Wien - Der seit Jahresanfang amtierende neue OMV-Chef Wolfgang Ruttenstorfer steuert das Unternehmen auf einen flotten Expansionskurs. Er setzt sich von der Strategie seines Vorgängers ab, bei jeder Privatisierung in den Reformländern an vorderster Front mit dabei zu sein. "Wir werden nicht einem Merger nach dem anderen nachlaufen. Auf die Privatisierungen alleine kann ich mich bei der Umsetzung der Wachstumsstrategie nicht verlassen", sagt Ruttenstorfer. Um das hoch gesteckte Unternehmensziel, in spätestens sieben Jahren doppelt so groß zu sein, auch zu erreichen, werde man die schon jetzt recht großzügig bemessenen Investitionen weiter hinaufschrauben. Gemäß dem Investitionsplan, der aber in Kürze Makulatur sein wird, will der seit Jänner amtierende OMV-Generaldirektor in den nächsten drei Jahren zwei Mrd. Euro ausgeben. Schwerpunkte sind die Bereiche Öl-und Gasförderung sowie der Bereich Raffinerie und Marketing, also Verarbeitung und Tankstellen. Noch raffinierter Ziel des neuen Konzernchefs: Aus eigener Kraft in der Region Zentraleuropa einen Marktanteil von 20 Prozent erreichen und die Nummer eins werden. Damit müsste die OMV aber noch viel raffinierter werden. Derzeit betreibt die OMV zwei Raffinerien, in Schwechat bei Wien und in Burghausen in Bayern. Die dort erzeugten Mengen reichen aber nicht, um mit der Wachstumskur Schritt zu halten. Denn um den Eigenölanteil von jetzt 50 Prozent bei einer Verdoppelung der Zahl der Tankstellen in der Region zu halten, muss auch die Verarbeitungskapazität von jetzt zehn Mio. Tonnen auf 20 Mio. Tonnen verdoppelt werden.

"Wir müssen langsam an zusätzliche Raffineriekapazitäten denken. Die OMV ist offen, in diesem Bereich Anteile in Mitteleuropa zu nehmen", gibt sich Ruttenstorfer einkaufslustig. Im Zuge der Privatisierung mit einem anderen regionalen Spieler zu fusionieren stehe aber nicht im Vordergrund der Wachstumspläne. "Wenn sich Chancen ergeben, ist das fein."

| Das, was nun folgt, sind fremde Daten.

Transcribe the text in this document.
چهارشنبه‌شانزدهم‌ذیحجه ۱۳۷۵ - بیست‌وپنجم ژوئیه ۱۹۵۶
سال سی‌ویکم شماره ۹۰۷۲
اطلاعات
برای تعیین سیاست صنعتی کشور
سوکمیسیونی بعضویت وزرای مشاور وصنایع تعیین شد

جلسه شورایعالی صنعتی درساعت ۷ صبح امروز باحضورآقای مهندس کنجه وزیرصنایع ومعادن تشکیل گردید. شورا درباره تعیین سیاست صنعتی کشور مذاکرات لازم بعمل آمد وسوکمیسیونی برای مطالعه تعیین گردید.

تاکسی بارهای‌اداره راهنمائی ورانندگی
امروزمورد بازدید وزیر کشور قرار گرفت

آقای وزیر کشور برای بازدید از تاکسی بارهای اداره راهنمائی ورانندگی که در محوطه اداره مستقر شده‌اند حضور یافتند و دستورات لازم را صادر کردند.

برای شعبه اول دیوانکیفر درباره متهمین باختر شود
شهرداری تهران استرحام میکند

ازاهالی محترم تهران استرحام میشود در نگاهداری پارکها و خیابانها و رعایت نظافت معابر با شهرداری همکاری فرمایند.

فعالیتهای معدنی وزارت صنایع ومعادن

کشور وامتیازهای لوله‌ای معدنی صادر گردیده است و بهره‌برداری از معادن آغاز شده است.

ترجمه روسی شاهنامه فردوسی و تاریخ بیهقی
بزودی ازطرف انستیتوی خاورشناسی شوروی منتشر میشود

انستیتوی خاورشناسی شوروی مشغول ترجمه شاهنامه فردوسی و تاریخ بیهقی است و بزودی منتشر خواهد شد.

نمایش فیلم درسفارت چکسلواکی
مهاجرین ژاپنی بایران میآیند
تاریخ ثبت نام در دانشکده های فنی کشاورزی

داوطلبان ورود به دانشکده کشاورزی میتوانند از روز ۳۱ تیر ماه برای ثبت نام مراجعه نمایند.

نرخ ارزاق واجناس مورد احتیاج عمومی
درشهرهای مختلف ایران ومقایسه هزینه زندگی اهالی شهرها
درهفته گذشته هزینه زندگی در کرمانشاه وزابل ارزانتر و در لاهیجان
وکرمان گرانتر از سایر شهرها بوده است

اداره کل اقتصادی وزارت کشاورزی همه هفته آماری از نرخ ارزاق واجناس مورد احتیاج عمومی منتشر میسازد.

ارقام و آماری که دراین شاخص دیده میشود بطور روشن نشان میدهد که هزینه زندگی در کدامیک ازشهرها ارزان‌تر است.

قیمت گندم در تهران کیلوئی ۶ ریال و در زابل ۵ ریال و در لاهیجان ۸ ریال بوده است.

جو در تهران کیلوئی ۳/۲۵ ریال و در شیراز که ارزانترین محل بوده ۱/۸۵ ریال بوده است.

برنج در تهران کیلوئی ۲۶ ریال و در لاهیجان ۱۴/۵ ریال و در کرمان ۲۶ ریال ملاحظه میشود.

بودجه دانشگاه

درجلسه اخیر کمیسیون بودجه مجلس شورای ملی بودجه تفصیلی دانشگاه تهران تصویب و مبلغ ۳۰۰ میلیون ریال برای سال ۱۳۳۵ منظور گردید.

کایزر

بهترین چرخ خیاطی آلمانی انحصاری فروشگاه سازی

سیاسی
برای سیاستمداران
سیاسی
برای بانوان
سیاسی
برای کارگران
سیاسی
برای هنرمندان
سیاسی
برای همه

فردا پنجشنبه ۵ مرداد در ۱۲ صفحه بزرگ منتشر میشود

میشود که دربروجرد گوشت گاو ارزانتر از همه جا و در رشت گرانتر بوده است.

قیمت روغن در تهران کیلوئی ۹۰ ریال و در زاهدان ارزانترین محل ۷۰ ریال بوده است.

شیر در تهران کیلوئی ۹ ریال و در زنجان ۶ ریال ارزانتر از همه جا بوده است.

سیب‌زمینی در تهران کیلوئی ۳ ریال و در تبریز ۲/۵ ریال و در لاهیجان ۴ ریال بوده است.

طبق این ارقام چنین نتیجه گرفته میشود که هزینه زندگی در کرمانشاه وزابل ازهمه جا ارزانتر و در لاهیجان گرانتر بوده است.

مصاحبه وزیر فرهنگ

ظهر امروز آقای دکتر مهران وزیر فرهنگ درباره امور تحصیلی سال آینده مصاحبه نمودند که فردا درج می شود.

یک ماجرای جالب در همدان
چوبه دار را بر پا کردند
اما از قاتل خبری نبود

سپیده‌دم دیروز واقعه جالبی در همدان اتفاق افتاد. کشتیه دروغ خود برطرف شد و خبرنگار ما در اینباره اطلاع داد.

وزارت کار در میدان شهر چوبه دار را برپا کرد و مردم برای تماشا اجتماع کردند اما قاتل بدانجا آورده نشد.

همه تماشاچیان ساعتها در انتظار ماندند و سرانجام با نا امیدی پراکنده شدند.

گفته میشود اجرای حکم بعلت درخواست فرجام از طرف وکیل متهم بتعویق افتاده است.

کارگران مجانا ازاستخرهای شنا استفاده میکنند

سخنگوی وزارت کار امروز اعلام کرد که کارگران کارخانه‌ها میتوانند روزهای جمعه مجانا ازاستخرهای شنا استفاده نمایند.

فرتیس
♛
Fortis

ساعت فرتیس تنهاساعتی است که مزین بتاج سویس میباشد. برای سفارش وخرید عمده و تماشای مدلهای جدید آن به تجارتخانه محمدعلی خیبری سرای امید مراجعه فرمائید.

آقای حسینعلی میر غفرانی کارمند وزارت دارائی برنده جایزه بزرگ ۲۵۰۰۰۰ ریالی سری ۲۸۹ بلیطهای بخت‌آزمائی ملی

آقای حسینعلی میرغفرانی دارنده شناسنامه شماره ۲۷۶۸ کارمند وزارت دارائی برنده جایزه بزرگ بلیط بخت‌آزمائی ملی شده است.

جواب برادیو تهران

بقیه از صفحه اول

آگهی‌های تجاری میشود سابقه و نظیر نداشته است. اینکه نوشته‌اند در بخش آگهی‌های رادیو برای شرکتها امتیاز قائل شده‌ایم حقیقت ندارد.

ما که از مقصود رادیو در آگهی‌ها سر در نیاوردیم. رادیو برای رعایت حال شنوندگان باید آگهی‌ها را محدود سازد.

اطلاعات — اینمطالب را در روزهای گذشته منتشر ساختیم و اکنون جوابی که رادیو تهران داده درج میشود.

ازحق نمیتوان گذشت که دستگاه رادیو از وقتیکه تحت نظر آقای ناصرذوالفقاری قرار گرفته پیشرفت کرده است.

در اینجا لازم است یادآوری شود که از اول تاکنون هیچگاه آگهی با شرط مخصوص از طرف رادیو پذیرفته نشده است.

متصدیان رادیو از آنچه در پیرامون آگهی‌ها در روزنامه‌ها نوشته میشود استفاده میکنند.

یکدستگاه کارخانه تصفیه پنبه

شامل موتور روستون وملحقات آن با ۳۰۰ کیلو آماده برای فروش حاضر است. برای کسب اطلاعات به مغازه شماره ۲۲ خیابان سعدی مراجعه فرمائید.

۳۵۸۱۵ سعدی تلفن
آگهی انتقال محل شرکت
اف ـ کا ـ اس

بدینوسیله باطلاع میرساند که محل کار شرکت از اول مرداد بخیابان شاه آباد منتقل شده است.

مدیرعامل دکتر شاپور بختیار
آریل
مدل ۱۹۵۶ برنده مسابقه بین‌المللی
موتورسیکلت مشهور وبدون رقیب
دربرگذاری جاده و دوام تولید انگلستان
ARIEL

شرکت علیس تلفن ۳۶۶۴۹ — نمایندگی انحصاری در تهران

Eine solche Gelegenheit sei der Kauf von zehn Prozent der Aktien des ungarischen Öl-und Gaskonzerns Mol gewesen. Man habe das Paket erworben, um den drohenden Einstieg eines öligen Konkurrenten zu verhindern. Sonst hätte man nämlich alle Chancen einer künftigen Zusammenarbeit mit dem ungarischen Konkurrenten verspielt. Neue Struktur Fix ist dagegen schon die neue Struktur, mit der die OMV die totale Liberalisierung des österreichischen Gasmarktes im Oktober ohne massive Einbrüche überstehen soll. Künftig wird eine Viererbande aus OMV, EVN, Wien Energie sowie der Energie AG Oberösterreich (EAG) die Großkunden in der Industrie, die Kraftwerke sowie die Gasverteiler gemeinsam beliefern. Dass die OMV 50 Prozent an der noch namenlosen neuen Gesellschaft halten wird, wollte Ruttenstorfer nicht bestätigen. Die drei Stromunternehmen haben sich mit der Linz AG zur Energie Allianz zusammengetan, die Burgenländer sollen folgen. Die für die Gaslösung erforderliche Genehmigung der Kartellbehörden sieht der Konzernchef gelassen. Angasen will das Quartett im Ausland, zuerst in Bayern, aber in Folge auch in den östlichen Nachbarländern, deren Märkte derzeit noch reguliert sind. Dort jetzt anzubieten sei wenig sinnvoll, weil man dort momentan nur Verluste einfahren könne. "Das macht wenig Spaß", sagt Ruttenstorfer. Für die anstehende Liberalisierung in den Reformländern sei man aber als Gruppe gut gerüstet. So halte die EAG zusammen mit der E.ON die Mehrheit am südböhmischen Regionalversorger. Die EVN wiederum habe indirekt einen Fuß im ungarischen Markt. (Clemens Rosenkranz, DER STANDARD, Printausgabe 9.1.2001)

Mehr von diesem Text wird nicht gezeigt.